According to the present invention, as described above,
Crystal forms similar to those produced in vivo in vitro
Of needle-like hydroxyapatite crystals
Therefore, when implanted in the living body,
An implant material that facilitates can be easily manufactured.

[Brief description of the drawings]

1 is a <br/> morphism scanning electron micrograph discharge electric field that represents the growth of the crystal structure when embedded biocompatible complex as the base material to the femur of a dog.

2 is a <br/> morphism scanning electron micrograph discharge electric field that represents the growth of the crystal structure when embedded biocompatible complex as the base material to the femur of a dog.

3 is a electric field emission scanning electron microscope photograph representative of the crystal structure of the implant material obtained by the present invention.
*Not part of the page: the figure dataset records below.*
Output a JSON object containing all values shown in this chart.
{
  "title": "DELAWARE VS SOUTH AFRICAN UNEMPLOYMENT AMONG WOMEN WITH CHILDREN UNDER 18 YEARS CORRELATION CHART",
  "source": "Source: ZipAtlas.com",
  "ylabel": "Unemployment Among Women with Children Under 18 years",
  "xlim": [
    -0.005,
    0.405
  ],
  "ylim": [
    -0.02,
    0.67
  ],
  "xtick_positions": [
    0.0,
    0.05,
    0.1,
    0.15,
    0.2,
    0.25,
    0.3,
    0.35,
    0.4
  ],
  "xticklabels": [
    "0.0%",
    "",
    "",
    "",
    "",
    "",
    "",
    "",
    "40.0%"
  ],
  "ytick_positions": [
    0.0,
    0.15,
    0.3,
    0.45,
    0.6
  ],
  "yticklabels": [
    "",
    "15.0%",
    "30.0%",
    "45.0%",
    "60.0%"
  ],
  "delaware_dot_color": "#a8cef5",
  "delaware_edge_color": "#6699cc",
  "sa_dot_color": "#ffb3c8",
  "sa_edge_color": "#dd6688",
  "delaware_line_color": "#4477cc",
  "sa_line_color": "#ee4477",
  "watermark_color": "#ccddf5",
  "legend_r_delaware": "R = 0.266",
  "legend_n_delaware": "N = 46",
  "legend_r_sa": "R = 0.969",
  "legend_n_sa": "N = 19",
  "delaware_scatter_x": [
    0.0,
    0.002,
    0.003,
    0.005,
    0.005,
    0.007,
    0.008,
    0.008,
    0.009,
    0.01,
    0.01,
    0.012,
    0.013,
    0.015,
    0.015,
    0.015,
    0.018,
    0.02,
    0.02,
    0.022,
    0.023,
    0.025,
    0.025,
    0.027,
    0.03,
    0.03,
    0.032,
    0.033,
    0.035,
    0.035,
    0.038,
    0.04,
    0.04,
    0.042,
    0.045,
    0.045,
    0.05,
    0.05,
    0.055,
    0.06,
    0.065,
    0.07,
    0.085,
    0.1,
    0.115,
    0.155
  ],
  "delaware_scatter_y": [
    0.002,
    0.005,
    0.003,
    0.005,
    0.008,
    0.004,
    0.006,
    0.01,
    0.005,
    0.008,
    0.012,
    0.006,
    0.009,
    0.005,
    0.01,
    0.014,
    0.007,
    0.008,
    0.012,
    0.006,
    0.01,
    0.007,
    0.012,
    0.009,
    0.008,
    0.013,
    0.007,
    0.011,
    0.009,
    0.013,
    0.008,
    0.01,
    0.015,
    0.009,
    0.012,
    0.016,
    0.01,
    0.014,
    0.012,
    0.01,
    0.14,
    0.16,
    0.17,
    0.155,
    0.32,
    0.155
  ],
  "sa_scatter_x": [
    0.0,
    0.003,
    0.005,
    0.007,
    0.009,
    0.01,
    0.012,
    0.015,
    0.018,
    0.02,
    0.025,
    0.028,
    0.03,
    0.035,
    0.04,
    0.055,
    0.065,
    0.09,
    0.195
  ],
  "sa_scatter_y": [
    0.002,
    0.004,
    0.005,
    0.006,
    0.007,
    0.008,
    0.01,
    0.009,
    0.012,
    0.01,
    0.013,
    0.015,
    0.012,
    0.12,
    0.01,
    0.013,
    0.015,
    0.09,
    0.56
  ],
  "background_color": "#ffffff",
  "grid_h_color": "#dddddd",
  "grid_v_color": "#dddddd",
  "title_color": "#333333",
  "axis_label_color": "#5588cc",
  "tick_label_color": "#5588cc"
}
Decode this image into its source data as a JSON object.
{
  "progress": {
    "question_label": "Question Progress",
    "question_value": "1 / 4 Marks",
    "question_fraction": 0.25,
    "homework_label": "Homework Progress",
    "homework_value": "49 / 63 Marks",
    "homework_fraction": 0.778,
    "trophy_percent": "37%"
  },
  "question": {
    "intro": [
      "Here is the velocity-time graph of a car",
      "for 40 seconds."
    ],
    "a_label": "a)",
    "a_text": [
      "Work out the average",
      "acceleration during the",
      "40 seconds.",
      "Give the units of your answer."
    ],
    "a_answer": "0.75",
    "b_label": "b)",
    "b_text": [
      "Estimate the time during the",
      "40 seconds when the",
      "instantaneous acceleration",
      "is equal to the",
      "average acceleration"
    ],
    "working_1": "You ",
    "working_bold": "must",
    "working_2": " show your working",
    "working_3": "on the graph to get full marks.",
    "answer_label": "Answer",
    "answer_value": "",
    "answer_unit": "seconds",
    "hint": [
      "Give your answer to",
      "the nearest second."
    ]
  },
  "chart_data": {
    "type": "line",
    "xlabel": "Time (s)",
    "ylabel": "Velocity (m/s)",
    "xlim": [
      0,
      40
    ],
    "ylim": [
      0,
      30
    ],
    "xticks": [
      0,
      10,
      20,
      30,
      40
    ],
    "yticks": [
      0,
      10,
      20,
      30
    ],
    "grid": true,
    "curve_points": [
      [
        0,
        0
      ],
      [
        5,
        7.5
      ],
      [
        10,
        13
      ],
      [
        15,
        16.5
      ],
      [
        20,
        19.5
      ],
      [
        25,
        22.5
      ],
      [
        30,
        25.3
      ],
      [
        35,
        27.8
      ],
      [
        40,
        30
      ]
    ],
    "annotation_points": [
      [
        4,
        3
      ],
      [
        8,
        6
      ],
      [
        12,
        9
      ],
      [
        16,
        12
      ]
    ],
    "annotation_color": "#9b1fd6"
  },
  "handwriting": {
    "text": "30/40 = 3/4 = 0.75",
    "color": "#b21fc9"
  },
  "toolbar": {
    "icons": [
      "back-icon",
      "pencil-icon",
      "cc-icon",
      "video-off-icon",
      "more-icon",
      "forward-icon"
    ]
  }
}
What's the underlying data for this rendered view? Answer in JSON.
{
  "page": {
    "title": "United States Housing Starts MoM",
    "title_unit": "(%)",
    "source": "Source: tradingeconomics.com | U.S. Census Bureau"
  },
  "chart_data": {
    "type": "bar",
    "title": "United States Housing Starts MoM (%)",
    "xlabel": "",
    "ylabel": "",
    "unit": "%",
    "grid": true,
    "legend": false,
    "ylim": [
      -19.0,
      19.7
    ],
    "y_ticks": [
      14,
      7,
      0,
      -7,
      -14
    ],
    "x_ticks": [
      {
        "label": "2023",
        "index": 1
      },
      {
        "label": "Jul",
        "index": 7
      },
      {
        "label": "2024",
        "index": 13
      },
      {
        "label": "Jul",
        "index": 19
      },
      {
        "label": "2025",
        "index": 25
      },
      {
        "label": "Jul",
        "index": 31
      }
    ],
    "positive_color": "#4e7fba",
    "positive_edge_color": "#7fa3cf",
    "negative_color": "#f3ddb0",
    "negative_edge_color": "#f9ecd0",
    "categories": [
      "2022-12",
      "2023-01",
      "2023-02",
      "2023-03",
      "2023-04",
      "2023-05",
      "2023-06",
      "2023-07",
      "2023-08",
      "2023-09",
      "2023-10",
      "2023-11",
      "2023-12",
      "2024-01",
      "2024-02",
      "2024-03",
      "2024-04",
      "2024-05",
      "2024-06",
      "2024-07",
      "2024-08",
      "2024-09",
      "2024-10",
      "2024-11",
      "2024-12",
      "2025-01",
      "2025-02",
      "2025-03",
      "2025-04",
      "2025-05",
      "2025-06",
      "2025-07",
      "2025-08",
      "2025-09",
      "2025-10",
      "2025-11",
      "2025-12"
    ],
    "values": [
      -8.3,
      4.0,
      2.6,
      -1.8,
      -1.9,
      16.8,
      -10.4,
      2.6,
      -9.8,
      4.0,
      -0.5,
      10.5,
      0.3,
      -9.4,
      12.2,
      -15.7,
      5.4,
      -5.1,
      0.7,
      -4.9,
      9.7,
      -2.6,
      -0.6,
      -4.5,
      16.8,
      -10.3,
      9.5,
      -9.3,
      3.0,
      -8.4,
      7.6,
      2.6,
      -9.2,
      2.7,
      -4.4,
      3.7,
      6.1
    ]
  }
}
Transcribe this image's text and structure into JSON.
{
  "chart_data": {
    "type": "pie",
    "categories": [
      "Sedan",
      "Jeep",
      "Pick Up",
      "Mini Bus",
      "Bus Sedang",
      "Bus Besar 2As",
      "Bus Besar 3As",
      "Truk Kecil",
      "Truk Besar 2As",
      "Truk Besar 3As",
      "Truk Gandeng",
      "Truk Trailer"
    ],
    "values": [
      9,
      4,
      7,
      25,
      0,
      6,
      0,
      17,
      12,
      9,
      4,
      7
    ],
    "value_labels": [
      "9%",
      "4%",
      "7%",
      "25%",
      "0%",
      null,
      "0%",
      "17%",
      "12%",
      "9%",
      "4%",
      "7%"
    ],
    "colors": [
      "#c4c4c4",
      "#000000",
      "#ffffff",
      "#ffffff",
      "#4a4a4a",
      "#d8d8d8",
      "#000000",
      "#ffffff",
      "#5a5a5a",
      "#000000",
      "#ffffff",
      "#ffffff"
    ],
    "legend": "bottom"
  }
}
4 is a electric field emission scanning electron microscope photograph representative of the crystal structure of the implant material obtained by the present invention.

5 is a electric field emission scanning electron microscope photograph representative of the crystal structure of the implant material obtained by the present invention.

────────────────────────────────────────────────── ─── Continuation of the front page (72) Inventor Satoshi Ishikawa 39-1 Yakucho, Shinjuku-ku, Tokyo Tokyo Health and Welfare Pension Hospital Dormitory 103 (56) References JP-A-3-97466 (JP, A) (58) ) Surveyed fields (Int. Cl. ⁷ , DB name) A61L 27/00 A61K 6/00-6/10

Claims (2)

(57) [Claims] As claimed in claim 1 the base material, on a metal substrate, phosphorus
It has a glass layer in which calcium acid is dispersed.
The layer has a myriad of holes and the calcium phosphate
An implant material, characterized in that the base material is immersed in an artificial body fluid similar to the inorganic salt concentration of the extracellular solution using the biocompatible composite that has been put out , and hydroxyapatite is precipitated on the surface of the base material. Recipe. 2. The method according to claim 1, wherein the calcium phosphate is hydroxyapatite.
Preparation of the implant material according to claim 1, characterized in that the bets.